We also know that Direct Primary Care is ideally suited to be solution for dilemma described in the paragraph above. Panel sizes range from 400 on the low side to about 1000 depending on how the practice is structured, whether they have extended hours, specific services offered and the health characteristics of the patient population. In a DPC practice, many routine, uncomplicated issues can be handled by phone or secure text. Patients don’t always have to be seen for routine medication refills. There is no arbitrary rule that says they have to come in every so many months. Office visits, when needed, are unrushed resulting in more time to delve into real problems and come up with solutions without having to refer everything to a specialist. Communication is lifestyle friendly with online messaging, cell phones and texting. There is no financial incentive to over-book and the moral hazard of fee-for-coding goes away completely.

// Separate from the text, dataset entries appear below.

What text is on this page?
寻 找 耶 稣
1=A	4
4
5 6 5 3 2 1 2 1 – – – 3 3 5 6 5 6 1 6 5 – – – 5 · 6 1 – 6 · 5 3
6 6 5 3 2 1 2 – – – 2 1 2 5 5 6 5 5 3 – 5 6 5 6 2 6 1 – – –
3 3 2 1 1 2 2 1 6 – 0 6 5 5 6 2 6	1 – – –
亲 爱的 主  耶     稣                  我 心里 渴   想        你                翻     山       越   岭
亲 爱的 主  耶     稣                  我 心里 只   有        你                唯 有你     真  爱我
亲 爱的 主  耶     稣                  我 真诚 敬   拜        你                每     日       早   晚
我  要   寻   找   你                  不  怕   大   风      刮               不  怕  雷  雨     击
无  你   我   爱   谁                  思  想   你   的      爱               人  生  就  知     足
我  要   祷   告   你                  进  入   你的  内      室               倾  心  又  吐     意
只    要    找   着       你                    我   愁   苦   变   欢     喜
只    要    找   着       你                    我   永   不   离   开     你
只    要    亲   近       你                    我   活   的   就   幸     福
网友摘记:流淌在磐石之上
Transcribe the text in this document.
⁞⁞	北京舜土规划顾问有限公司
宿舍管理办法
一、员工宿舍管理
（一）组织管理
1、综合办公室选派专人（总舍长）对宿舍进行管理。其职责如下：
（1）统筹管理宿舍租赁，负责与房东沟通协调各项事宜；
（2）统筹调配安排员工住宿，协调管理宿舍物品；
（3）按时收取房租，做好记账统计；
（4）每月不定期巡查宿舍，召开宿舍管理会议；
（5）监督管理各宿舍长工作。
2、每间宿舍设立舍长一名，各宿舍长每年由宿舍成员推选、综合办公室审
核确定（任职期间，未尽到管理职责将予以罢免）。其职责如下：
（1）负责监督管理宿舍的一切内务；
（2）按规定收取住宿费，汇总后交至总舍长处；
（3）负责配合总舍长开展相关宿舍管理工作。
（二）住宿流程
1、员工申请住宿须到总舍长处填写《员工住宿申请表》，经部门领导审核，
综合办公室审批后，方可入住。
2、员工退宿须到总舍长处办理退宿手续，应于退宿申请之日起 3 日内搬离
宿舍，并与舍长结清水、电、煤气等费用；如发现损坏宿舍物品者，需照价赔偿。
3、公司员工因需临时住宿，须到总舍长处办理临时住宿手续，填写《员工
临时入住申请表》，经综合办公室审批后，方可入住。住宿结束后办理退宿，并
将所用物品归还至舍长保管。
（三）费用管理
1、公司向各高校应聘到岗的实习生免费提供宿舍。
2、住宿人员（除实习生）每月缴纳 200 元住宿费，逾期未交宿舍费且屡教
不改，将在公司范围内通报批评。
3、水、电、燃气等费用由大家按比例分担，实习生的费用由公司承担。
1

The DPC model is attracting a lot of interest from medical students, as evidenced by the conversation that I had with several delightful, energetic medical students that were part of the coalition from the Benjamin Rush Institute that attended the 2nd annual Free Market Medical Association meeting in Oklahoma City in August.
We are seeing a revival of interest in primary care as students and medical residents discover that there is a better way to care for patients that doesn’t involve any mandates or government coercion; simply a mutually beneficial exchange of value between two parties that is gratifying to both. My courageous DPC colleague from Massachusetts, Dr. Jeff Gold, wrote a fantastic post about this last week. Could these new disciples like the ones Dr. Gold is mentoring become recruits for DPC and fill the void? We are counting on it, as I don’t see our public policy initiatives getting it done.
So the next time you hear someone lamenting the primary care physician shortage, suggest to them that the solution is for doctors to reduce their panel size and stop taking insurance. Then enjoy the look of bewilderment on their face as they ask you to repeat what you just said.